Rich Meneghello is probably plotting something as you’re reading this. As the first Chief Content Officer in the firm’s history, Rich focuses much of his time ensuring that all the material posted to the firm’s website is timely, insightful, and of practical use by employers. By working hand in hand with firm leadership and their practice groups and industry teams, he ensures that Fisher Phillips meets the needs of its clients each and every day by publishing over 500 legal insights each year.
He loves to write new material – he has developed hundreds of pieces on his own and frequently collaborates with firm members to write others – but he enjoys polishing the work of the firm’s wide collection of talented writers even more. And his favorite part of the job is training FP attorneys on fine-tuning and strengthening their writing skills through formal development programs and informal mentoring.
When he’s not writing something, he’s busy building, launching, and supporting some of the firm’s latest and most innovational practice groups and industry teams. In the past two years alone, he has played a crucial role in the launch of the firm’s COVID-19 Taskforce, the Vaccine Subcommittee, the Cryptocurrency and Blockchain Taskforce, the Sports Industry Team, and the Workforce Shortage Taskforce.
Rich also contributes to the firm’s Business Development efforts in other ways. He has led the firm’s Inside Counsel Conferences since day one, organizing one of the nation’s premier gatherings of in-house lawyers seeking to improve their organizational value and develop cutting-edge insight into the state of today’s workplace law.

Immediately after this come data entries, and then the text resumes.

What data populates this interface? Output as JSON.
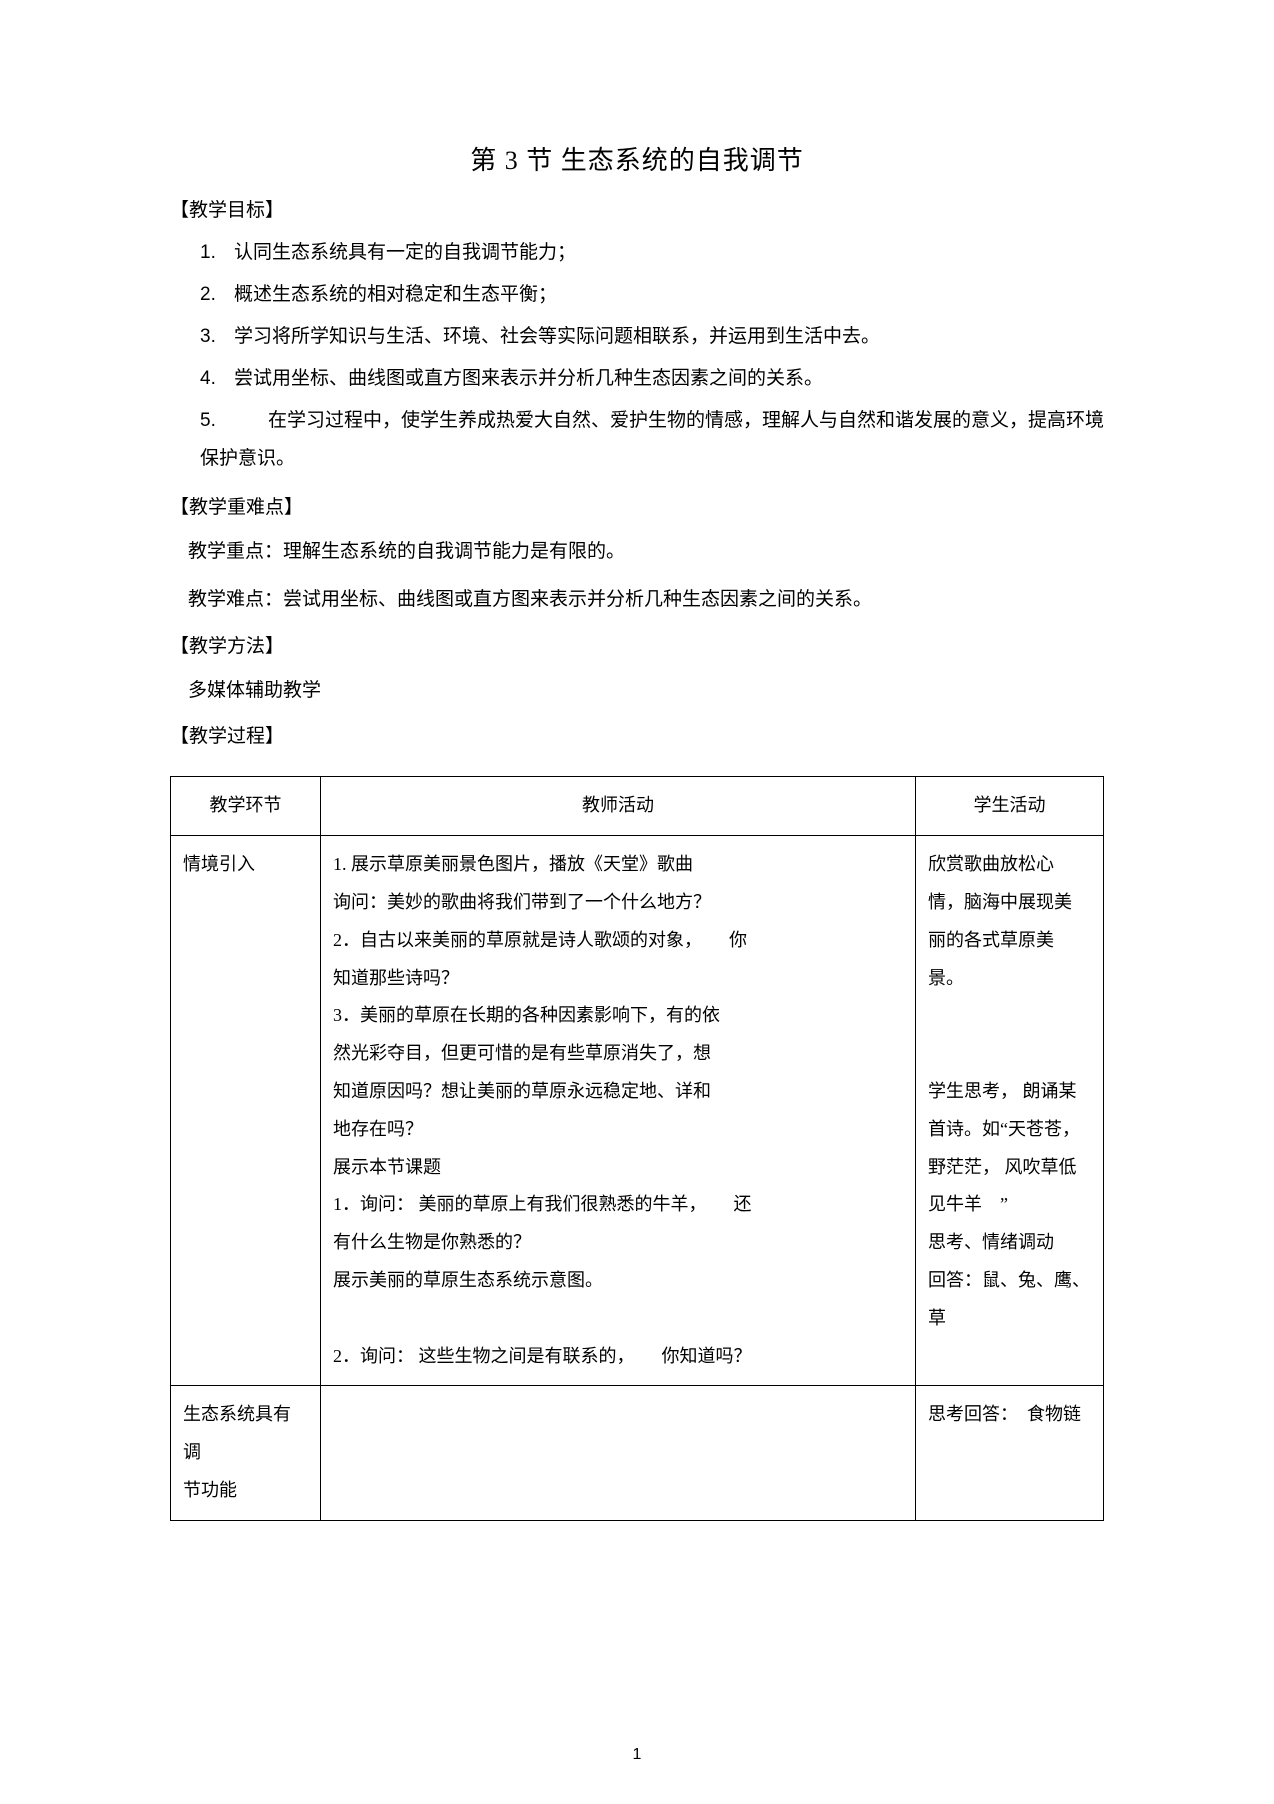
{
  "title": "第 3 节  生态系统的自我调节",
  "sections": {
    "objectives_header": "【教学目标】",
    "objectives": [
      "认同生态系统具有一定的自我调节能力；",
      "概述生态系统的相对稳定和生态平衡；",
      "学习将所学知识与生活、环境、社会等实际问题相联系，并运用到生活中去。",
      "尝试用坐标、曲线图或直方图来表示并分析几种生态因素之间的关系。",
      "在学习过程中，使学生养成热爱大自然、爱护生物的情感，理解人与自然和谐发展的意义，提高环境保护意识。"
    ],
    "keypoints_header": "【教学重难点】",
    "keypoint_1": "教学重点：理解生态系统的自我调节能力是有限的。",
    "keypoint_2": "教学难点：尝试用坐标、曲线图或直方图来表示并分析几种生态因素之间的关系。",
    "methods_header": "【教学方法】",
    "methods_body": "多媒体辅助教学",
    "process_header": "【教学过程】"
  },
  "table": {
    "headers": [
      "教学环节",
      "教师活动",
      "学生活动"
    ],
    "row1": {
      "col1": "情境引入",
      "col2_lines": [
        "1. 展示草原美丽景色图片，播放《天堂》歌曲",
        "询问：美妙的歌曲将我们带到了一个什么地方？",
        "2．自古以来美丽的草原就是诗人歌颂的对象，　　你",
        "知道那些诗吗？",
        "3．美丽的草原在长期的各种因素影响下，有的依",
        "然光彩夺目，但更可惜的是有些草原消失了，想",
        "知道原因吗？想让美丽的草原永远稳定地、详和",
        "地存在吗？",
        "展示本节课题",
        "1．询问： 美丽的草原上有我们很熟悉的牛羊，　　还",
        "有什么生物是你熟悉的？",
        "展示美丽的草原生态系统示意图。",
        "",
        "2．询问： 这些生物之间是有联系的，　　你知道吗？"
      ],
      "col3_lines": [
        "欣赏歌曲放松心",
        "情，脑海中展现美",
        "丽的各式草原美",
        "景。",
        "",
        "",
        "学生思考， 朗诵某",
        "首诗。如“天苍苍，",
        "野茫茫， 风吹草低",
        "见牛羊　”",
        "思考、情绪调动",
        "回答：鼠、兔、鹰、",
        "草",
        ""
      ]
    },
    "row2": {
      "col1_lines": [
        "生态系统具有调",
        "节功能"
      ],
      "col2": "",
      "col3": "思考回答：　食物链"
    }
  },
  "page_number": "1",
  "style": {
    "body_font": "SimSun",
    "body_color": "#000000",
    "background_color": "#ffffff",
    "border_color": "#000000",
    "title_fontsize": 26,
    "body_fontsize": 19,
    "table_fontsize": 18,
    "pagenum_fontsize": 16
  }
}
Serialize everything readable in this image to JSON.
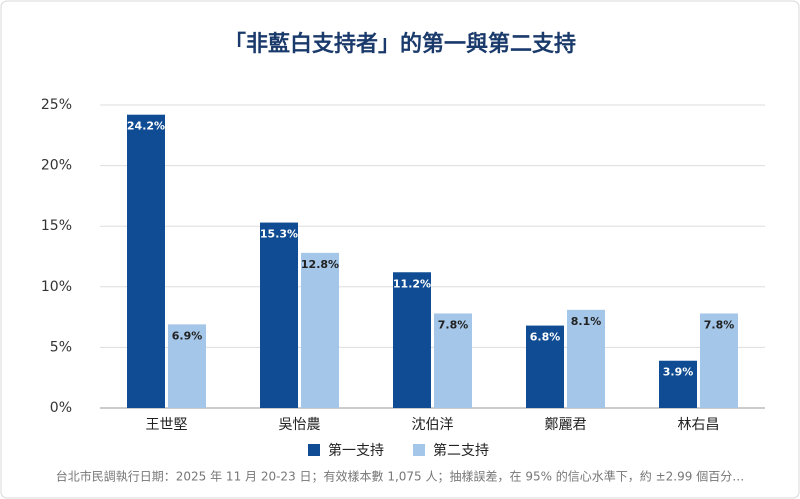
{
  "chart_data": {
    "type": "bar",
    "title": "「非藍白支持者」的第一與第二支持",
    "categories": [
      "王世堅",
      "吳怡農",
      "沈伯洋",
      "鄭麗君",
      "林右昌"
    ],
    "series": [
      {
        "name": "第一支持",
        "color": "#0f4c93",
        "values": [
          24.2,
          15.3,
          11.2,
          6.8,
          3.9
        ],
        "value_labels": [
          "24.2%",
          "15.3%",
          "11.2%",
          "6.8%",
          "3.9%"
        ]
      },
      {
        "name": "第二支持",
        "color": "#a4c6e8",
        "values": [
          6.9,
          12.8,
          7.8,
          8.1,
          7.8
        ],
        "value_labels": [
          "6.9%",
          "12.8%",
          "7.8%",
          "8.1%",
          "7.8%"
        ]
      }
    ],
    "ylim": [
      0,
      25
    ],
    "yticks": [
      {
        "value": 0,
        "label": "0%"
      },
      {
        "value": 5,
        "label": "5%"
      },
      {
        "value": 10,
        "label": "10%"
      },
      {
        "value": 15,
        "label": "15%"
      },
      {
        "value": 20,
        "label": "20%"
      },
      {
        "value": 25,
        "label": "25%"
      }
    ],
    "grid": true,
    "legend": "bottom",
    "note": "台北市民調執行日期：2025 年 11 月 20-23 日；有效樣本數 1,075 人；抽樣誤差，在 95% 的信心水準下，約 ±2.99 個百分…"
  }
}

He’s become recognized as one of the country’s foremost authorities on the gig economy, having been quoted on the subject in The New York Times, U.S. News, Bloomberg, The Los Angeles Times, Wired, Yahoo! Finance, New York Magazine, Employment Law 360, National Law Journal, SHRM.org, and Law.com, and appeared on National Public Radio to discuss the topic. And he has been a leader on the firm’s Development Committee since 2015, a group that operates as a think tank and sounding board for new and creative initiatives to ensure the firm stays at the forefront of workplace law.
If you’re curious now and want to read some of Rich’s stuff, some of his favorite (and most popular) publications include his “Magic 8-Ball” prediction for incoming Supreme Court justices, his annual May 4 blog posts on whether the government would classify Star Wars characters as independent contractors or employees, and his Die Hard survival guide to office holiday parties (which received the Law360 Distinguished Legal Writing Award from The Burton Awards).
Before Rich transitioned into the content world, he was an accomplished litigator. The highlight of his 25-year career was winning a unanimous decision before the U.S. Supreme Court in the case of Albertsons v. Kirkingburg, an Americans with Disabilities Act (ADA) case. He won cases for clients at the Ninth Circuit Court of Appeals, the Oregon Supreme Court, and the Oregon Court of Appeals; he also won trial victories in both state and federal courts.
He also runs the popular twitter account @pdxLaborLawyer, where he not only shares his own writing but also provides regular updates on a variety of workplace law topics. He worked as the Regional Managing Partner of the Portland office from 2009 to 2013. When he’s not at his desk, Rich can be found on soccer fields across the Portland metro region, either playing (poorly) or working as a USSF-certified Regional Referee.